Il décrit même un « schéma psychologique », soit des habitudes très ancrées dans les méthodes agricoles, qui rend la question des engrais d’autant plus sensible. Ce sujet a d’ailleurs poussé leurs confrères néerlandais à manifester : en juin dernier, le gouvernement des Pays-Bas a annoncé son « plan azote » visant à réduire de moitié les émissions d’azote du pays d’ici 2030, obligeant les agriculteurs à réduire leur cheptel et leur utilisation d’engrais. Force a été de constater que cette idée ne passe pas auprès des concernés.

Une catastrophe pour la biodiversité

Cette situation est « une catastrophe pour le climat et la biodiversité », fustige Jacques Caplat, agronome et cofondateur du Réseau semences paysannes. Car si cette pollution est moins souvent pointée du doigt que celle par les pesticides, ses effets n’en sont pas moins massifs. « Si on ne regarde que les gaz, la principale contribution à l’effet de serre de l’agriculture française et européenne est le protoxyde d’azote », poursuit le spécialiste. Environ 70 % des émissions de protoxyde d’azote sont dues à la production agricole, et majoritairement à l’utilisation des engrais, selon les chercheurs du Global Carbon Project.

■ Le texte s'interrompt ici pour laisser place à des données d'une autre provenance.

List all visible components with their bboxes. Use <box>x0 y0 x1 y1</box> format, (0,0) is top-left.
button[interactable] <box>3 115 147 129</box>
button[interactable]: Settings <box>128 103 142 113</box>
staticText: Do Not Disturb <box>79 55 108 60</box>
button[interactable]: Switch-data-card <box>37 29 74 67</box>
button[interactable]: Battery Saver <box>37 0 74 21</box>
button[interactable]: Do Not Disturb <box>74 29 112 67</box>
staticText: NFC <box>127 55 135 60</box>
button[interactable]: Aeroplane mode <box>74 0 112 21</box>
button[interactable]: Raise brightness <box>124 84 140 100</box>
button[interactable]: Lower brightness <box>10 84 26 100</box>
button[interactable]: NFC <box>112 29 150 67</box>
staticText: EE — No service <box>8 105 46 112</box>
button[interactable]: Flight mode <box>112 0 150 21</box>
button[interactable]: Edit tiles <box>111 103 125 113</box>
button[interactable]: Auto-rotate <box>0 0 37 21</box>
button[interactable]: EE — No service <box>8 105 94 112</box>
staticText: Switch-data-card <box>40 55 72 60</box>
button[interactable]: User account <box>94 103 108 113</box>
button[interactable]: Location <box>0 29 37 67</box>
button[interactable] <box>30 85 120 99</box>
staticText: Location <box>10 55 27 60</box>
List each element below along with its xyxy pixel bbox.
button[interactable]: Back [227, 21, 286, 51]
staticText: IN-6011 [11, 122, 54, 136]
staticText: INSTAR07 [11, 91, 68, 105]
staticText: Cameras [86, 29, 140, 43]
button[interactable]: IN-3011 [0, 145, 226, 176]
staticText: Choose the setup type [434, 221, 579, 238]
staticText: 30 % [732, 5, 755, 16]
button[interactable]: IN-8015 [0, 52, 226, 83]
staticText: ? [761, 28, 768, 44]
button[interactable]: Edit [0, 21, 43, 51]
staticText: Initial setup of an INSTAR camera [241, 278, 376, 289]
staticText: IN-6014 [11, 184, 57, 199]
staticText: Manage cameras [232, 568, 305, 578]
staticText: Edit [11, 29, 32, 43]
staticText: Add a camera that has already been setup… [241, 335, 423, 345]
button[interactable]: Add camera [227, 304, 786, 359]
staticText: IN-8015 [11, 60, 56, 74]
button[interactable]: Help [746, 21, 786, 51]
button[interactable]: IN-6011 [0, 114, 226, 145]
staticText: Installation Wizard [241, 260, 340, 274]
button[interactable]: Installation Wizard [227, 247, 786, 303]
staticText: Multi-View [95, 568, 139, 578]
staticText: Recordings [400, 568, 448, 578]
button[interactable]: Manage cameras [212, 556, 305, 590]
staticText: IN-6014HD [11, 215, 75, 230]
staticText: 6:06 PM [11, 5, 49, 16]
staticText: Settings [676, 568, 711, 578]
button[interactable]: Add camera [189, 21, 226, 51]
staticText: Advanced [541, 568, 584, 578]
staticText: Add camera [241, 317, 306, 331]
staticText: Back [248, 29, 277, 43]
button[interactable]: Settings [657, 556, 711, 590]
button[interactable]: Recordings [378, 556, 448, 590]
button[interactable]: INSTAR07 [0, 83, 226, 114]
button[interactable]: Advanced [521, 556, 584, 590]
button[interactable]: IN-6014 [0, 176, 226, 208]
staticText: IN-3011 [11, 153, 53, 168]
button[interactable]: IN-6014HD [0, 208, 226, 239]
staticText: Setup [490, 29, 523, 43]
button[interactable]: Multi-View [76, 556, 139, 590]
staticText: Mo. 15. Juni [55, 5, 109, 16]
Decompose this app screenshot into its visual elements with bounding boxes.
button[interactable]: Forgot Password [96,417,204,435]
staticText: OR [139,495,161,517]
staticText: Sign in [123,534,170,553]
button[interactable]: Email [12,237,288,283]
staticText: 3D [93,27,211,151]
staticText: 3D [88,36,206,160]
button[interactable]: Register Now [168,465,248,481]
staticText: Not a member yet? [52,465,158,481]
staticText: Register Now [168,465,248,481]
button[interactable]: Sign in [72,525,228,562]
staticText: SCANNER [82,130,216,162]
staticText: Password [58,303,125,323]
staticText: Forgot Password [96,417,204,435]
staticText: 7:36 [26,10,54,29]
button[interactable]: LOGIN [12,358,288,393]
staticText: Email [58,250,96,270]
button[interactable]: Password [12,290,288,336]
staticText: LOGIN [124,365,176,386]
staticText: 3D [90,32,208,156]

Pour l’eau, même « désastre » : les nappes phréatiques sont massivement polluées par les nitrates. Deux tiers de ceux retrouvés dans l’eau proviennent de l’agriculture et, à l’heure actuelle, la plupart des eaux françaises en contiennent des teneurs supérieures à la norme pour l’eau potable fixée par l’Organisation mondiale de la santé (OMS) — 50 mg/L. La situation est encore plus critique aux Pays-Bas, classés pire pays européen en 2019 en la matière : moins de 1 % de sa population avait alors accès à une eau jugée « bonne », majoritairement à cause des résidus de fertilisants.